The tax services sector is undergoing rapid digital transformation, driven by increasingly complex regulations and the need for real‑time compliance. Ryan, with its 7,100‑strong workforce and presence in over 80 countries, has positioned itself at the intersection of tax expertise and technology. By securing a minority investment from Neuberger Berman Capital Solutions, the company gains not only capital but also access to a network of institutional investors that can accelerate product innovation and market penetration.
Strategically, the infusion of private‑equity backing aligns with Ryan’s ambition to broaden its geographic footprint and deepen its software suite. The firm plans to leverage the new funds to enhance its cloud‑based platforms, integrate AI‑driven analytics, and expand consulting services that help multinational corporations navigate shifting tax landscapes. This move also reinforces Ryan’s competitive moat, allowing it to outpace rivals that rely on legacy systems and limited service offerings.

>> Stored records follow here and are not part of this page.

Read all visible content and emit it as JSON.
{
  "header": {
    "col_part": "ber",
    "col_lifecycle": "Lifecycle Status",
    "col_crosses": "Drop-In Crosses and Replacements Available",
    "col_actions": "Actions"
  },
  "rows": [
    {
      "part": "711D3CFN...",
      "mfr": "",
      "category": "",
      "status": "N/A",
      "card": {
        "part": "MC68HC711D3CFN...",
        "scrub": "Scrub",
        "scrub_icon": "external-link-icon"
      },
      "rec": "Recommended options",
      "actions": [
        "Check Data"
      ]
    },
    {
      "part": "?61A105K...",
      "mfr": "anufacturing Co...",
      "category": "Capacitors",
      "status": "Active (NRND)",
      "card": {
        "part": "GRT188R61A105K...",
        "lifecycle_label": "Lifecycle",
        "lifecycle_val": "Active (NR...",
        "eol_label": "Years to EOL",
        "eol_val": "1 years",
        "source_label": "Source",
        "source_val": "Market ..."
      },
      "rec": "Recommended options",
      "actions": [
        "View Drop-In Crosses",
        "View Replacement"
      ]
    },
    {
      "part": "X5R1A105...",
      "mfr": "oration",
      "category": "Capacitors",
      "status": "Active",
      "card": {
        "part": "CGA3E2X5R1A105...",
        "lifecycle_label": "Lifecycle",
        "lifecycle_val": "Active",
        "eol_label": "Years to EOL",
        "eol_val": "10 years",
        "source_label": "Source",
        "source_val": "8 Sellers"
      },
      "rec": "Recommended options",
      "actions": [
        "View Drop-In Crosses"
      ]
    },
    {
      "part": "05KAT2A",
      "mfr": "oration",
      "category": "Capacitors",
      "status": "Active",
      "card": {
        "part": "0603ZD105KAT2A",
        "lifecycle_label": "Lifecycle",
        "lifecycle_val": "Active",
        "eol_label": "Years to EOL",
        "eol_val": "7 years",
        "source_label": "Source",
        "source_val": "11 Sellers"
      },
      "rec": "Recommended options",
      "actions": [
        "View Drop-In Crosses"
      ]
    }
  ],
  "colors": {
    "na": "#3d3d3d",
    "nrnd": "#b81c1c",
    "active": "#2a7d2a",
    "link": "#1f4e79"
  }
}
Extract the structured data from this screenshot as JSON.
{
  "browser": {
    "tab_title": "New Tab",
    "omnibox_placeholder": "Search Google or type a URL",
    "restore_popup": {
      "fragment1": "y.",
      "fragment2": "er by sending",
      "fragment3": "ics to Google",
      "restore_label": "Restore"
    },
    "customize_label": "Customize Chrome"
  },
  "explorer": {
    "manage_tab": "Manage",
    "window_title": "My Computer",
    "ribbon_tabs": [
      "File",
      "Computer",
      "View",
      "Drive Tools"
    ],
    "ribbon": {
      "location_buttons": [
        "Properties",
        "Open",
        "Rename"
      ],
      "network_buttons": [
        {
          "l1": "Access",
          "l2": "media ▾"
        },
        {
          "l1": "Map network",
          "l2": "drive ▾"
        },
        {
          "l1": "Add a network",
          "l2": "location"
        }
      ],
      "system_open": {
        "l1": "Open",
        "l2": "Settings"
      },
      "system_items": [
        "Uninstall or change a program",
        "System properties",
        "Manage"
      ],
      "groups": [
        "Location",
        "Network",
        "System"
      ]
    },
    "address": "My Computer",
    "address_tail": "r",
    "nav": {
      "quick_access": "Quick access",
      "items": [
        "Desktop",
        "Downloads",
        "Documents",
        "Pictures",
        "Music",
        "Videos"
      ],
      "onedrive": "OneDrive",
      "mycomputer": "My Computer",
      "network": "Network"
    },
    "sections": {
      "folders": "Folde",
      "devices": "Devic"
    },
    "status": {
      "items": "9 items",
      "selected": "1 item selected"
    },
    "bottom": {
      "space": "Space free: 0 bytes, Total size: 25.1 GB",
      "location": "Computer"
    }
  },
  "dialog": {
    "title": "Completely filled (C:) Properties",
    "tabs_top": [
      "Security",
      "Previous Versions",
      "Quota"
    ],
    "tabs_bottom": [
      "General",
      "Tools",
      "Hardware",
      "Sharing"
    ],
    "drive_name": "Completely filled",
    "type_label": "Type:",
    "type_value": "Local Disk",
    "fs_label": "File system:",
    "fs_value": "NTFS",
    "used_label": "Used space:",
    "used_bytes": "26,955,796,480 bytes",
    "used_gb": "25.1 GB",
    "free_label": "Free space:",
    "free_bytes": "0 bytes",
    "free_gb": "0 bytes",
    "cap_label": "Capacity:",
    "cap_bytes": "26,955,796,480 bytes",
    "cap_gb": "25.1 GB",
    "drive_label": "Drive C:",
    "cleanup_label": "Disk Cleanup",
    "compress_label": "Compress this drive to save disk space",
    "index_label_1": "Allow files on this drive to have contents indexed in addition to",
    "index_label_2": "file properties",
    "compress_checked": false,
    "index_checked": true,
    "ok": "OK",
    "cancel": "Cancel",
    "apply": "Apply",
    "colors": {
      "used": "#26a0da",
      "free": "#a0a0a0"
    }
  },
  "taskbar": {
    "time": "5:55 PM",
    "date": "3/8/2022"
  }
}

From an industry perspective, the deal underscores a broader trend of private‑equity firms targeting fintech and regtech companies that combine data intelligence with compliance. Neuberger Berman’s involvement, alongside Onex and Ares, validates Ryan’s growth trajectory and may catalyze further consolidation in the tax‑technology space. As businesses seek end‑to‑end solutions for tax reporting, audit defense, and digital transformation, Ryan’s enhanced capital base positions it to capture a larger share of a market projected to exceed $30 billion within the next five years.